Exit Interviews: Increasingly Important But Often Forgotten

Knowing why employees quit might keep others on the job, something governments struggle to do.
August 2015
Barrett and Greene
By Katherine Barrett & Richard Greene  |  Columnists
Government management experts. Their website is greenebarrett.com.

One of the great challenges that cities, counties and states face is hiring and retaining competent, reliable employees. Things were a little easier during the Great Recession, when public service was the proverbial port in a storm for many job applicants. But private entities are hiring again. At the same time, governments are facing a growing wave of retirees, making it a greater challenge to maintain an adequately trained workforce.

There are some obvious -- but largely impractical -- approaches to this issue. Cities and states could, for example, raise pay levels. For most, that’s unaffordable. Or they could provide heftier benefits. But given the killer costs of pensions and postretirement health care right now, boosting benefits is fiscally and politically unsupportable almost everywhere.

As a result, it’s becoming ever more vital for governments to hang on to the employees they already have. Not only does this help keep the entity sufficiently well-staffed, it also helps reap the benefits of the training that new employees typically get, instead of, in effect, spending those training dollars to the advantage of the employee’s next boss.

When it comes to gaining information that can shape employee retention and recruitment policies, exit interviews or surveys are one of the most powerful tools available. What kind of information usually surfaces? Pay issues, unsurprisingly, lead the list of reasons why employees leave, but there are more. Sometimes people need more recognition. People also quit because a manager makes life intolerable or unpleasant.

In one large Southern city, exit interviews led to the discovery of a particularly troublesome cause for departures: A supervisor in a division with approximately 400 employees was acting inappropriately in the way he responded to employees. The negative tone of his voice and the irrationality of his responses were an issue the soon-to-be-former employees mentioned. The city conducted further interviews to confirm whether this behavior was an ongoing issue. When it was proven so, a performance plan was put in place that helped the supervisor make his communications with subordinates more constructive.

Like all other solutions to difficult problems, exit interviews are not without their flaws. For one thing, some employees may hesitate to be entirely candid out of concern that their words will be used against them sometime in the future. But although they are “not a perfect tool,” says Sam Wilkins, director of human resources for South Carolina, “exit surveys are probably the only tools to try to get feedback as people are leaving the workforce.”

Sharon Winslow Erickson, city auditor for San Jose, Calif., is certainly persuaded. “Without exit surveys,” she says, “we cannot determine what causes an employee to leave or what could be done to incentivize them to stay.”

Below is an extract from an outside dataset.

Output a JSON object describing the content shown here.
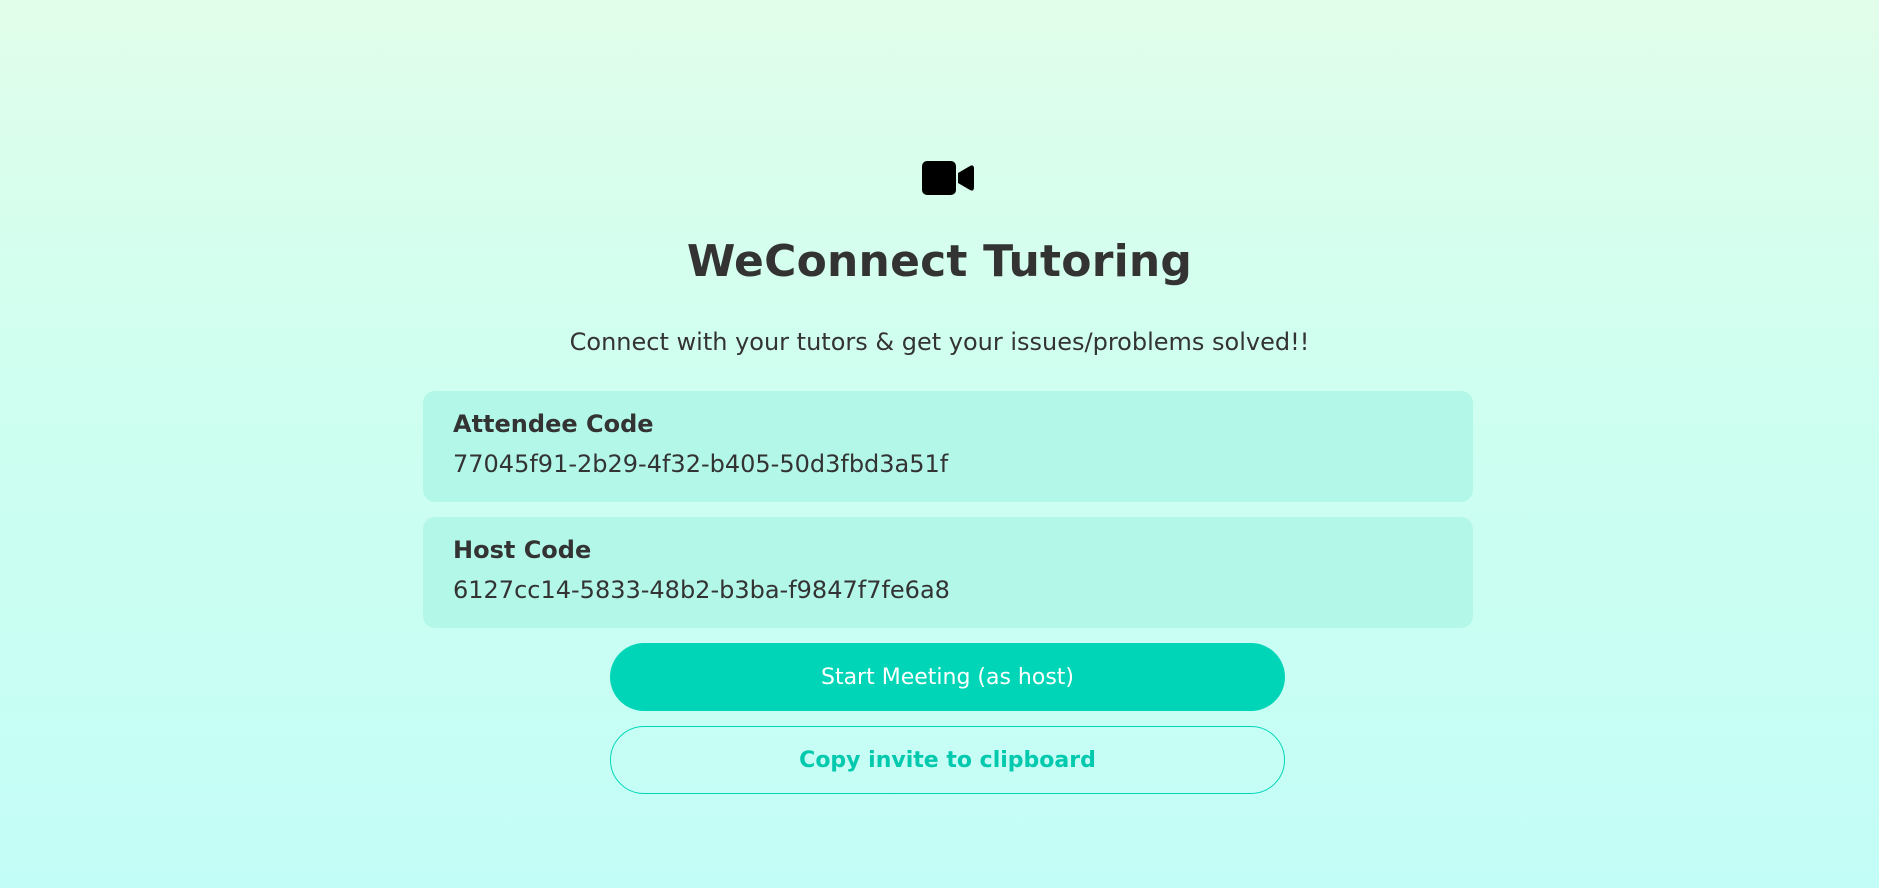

Her city is in the heart of Silicon Valley and, as she points out, “when the economy heats up, it becomes very hard for us to hire.” At times like that, more employee losses come from resignation than retirement, putting the pressure on to retain staff.

Partially as a result of a recent audit that came out of Erickson’s shop, San Jose is in the early stages of implementing an exit interview program. One of the discoveries that city officials are making is that the timing of the process can be difficult.

Joe Angelo, San Jose’s human resources director, explains that many employees only tender their resignations within two weeks of their actual departure and “there is a lot on their plates: getting their office in order, getting managers up to speed on their projects and starting the transition to the new job.” With so many competing interests for an employee’s limited time, it’s easy for an exit survey to take a back seat.

This time-constraint issue is not unique to San Jose. That raises the question of how to make sure an exit interview takes place and provides valuable information.

According to South Carolina’s Wilkins, the best way is to do the exit interview one-on-one rather than in a written survey. Employees asked to fill in a survey form may decide that they’re just too busy to do it. But it’s somewhat more difficult for an employee to evade the task if it involves being called into a superior’s office. In addition, in a one-on-one conversation, the interviewer has the opportunity to delve into the specifics of an employee’s problems through follow-up questions. “When I’ve conducted exit interviews,” says Wilkins. “I’ve done them face to face. I’ve encouraged honest feedback and I explain the point. The point is to try to retain folks.”

As we’ve been mulling over the benefits of exit interviews, it struck us that, since the point is to avoid resignations, employers can check with employees periodically to see how they’re doing. Many governments try to uncover this information during annual performance reviews and at other employee check-ins. But the question of honesty comes up again. If employees are reticent to tell the whole truth after they’ve quit, how honest will they be when they’re hanging onto a position while job hunting elsewhere?